Nearing the end of the scripted protocol can present a different challenge to an EMD. One of the most common indicators of dispatch stress within DLS is related to frequency of penultimate/final panel use within ProQA. With increasing call volume and less opportunity for downtime between calls, the decision to link to Case Exit X2 or X3 may be a barometer of an EMD’s stress levels.

Changes in the DLS Link sequence or the length of time spent on a call can be signs that an EMD requires support beyond standard feedback. Linking to X2 and clearing the line inappropriately for an unstable patient may reflect that the pressure of the incident or delivering more complex PAIs is something they cannot face. Conversely, the opposite trend, where calls are lengthened unnecessarily and an EMD remains on the line on X3 inappropriately, can point to someone feeling anxious about answering the next call or burnt-out from the consistently high call volume and vicarious trauma.

Customer service

Finally, and arguably the most obvious area when identifying signs and symptoms of dispatch stress, are the customer service standards. While many deviations applied within the customer service section are Minor, the frequency of their application can be a metric used to uncover those EMDs feeling bereft of patience and compassion due to dispatch stress.

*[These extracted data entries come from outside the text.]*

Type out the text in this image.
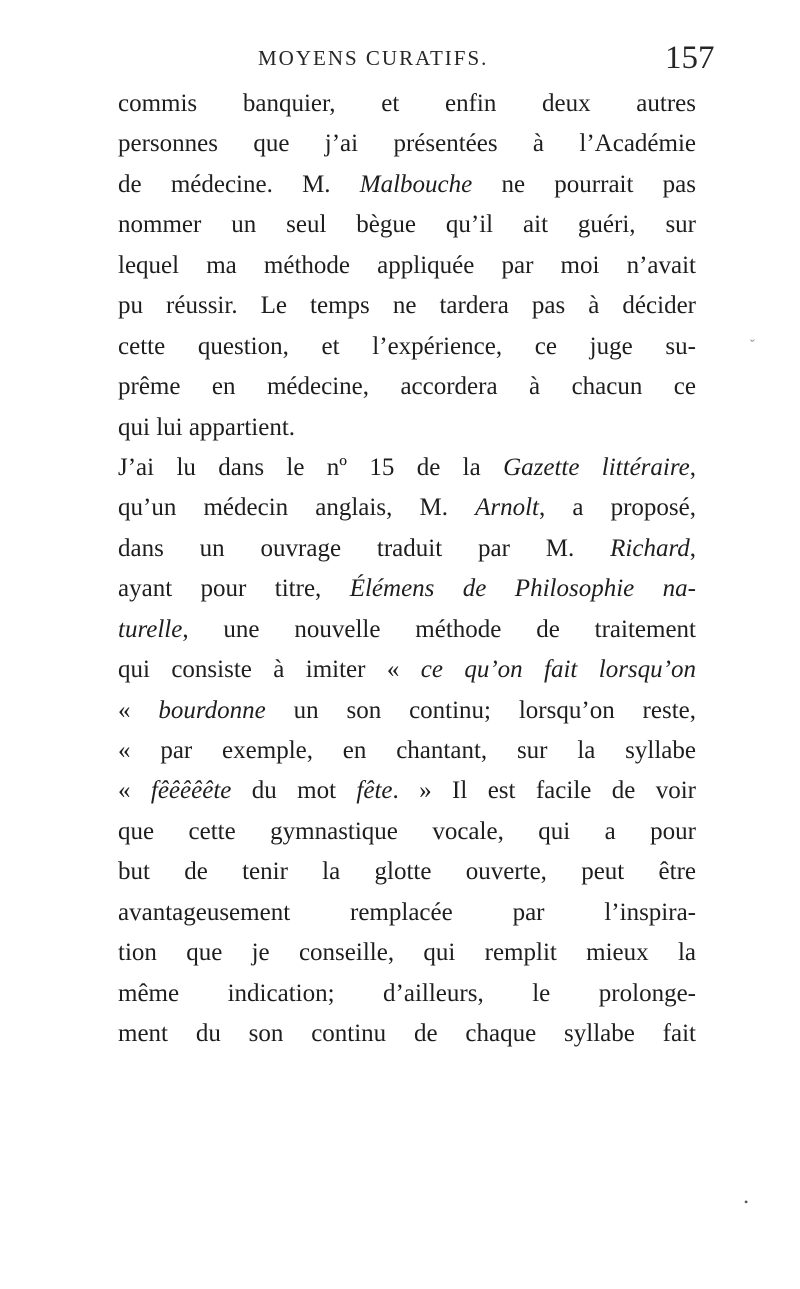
MOYENS CURATIFS.	157
commis banquier, et enfin deux autres
personnes que j’ai présentées à l’Académie
de médecine. M. Malbouche ne pourrait pas
nommer un seul bègue qu’il ait guéri, sur
lequel ma méthode appliquée par moi n’avait
pu réussir. Le temps ne tardera pas à décider
cette question, et l’expérience, ce juge su-
prême en médecine, accordera à chacun ce
qui lui appartient.
J’ai lu dans le nº 15 de la Gazette littéraire,
qu’un médecin anglais, M. Arnolt, a proposé,
dans un ouvrage traduit par M. Richard,
ayant pour titre, Élémens de Philosophie na-
turelle, une nouvelle méthode de traitement
qui consiste à imiter « ce qu’on fait lorsqu’on
« bourdonne un son continu; lorsqu’on reste,
« par exemple, en chantant, sur la syllabe
« fêêêêête du mot fête. » Il est facile de voir
que cette gymnastique vocale, qui a pour
but de tenir la glotte ouverte, peut être
avantageusement remplacée par l’inspira-
tion que je conseille, qui remplit mieux la
même indication; d’ailleurs, le prolonge-
ment du son continu de chaque syllabe fait
ˇ
•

While any EMD can have a bad day or take a difficult call and fall afoul of desired customer service standards, this should be the exception and not the rule. If an EMD is consistently sounding disinterested, failing to provide reassurance, creating uncontrollable expectations to pacify a caller, or displaying prohibited behaviors then it is clear the issue is not the call or caller but the EMD themselves. Traditionally most complaints are related to customer service issues and feedback is understandably focused on the caller’s experience as a result. However, where there is a trend or ongoing issue with caller management, it may be that we need to focus on dispatch stress support for the EMD rather than the usual QA feedback processes.

How do we all improve and who can benefit?

QA data is crucial as a driver for performance management within our agencies. It is essential we work together at an individual, team, and agency level to discover any gaps in understanding or training and to protect our patients by making sure EMDs are the best they can be. However, we must also recognize that not all compliance issues are the result of a lack of knowledge on the part of the EMD. The QA data available to us can point to EMDs requiring support during a dispatch stress crisis and allow us to help our patients by helping our EMDs first.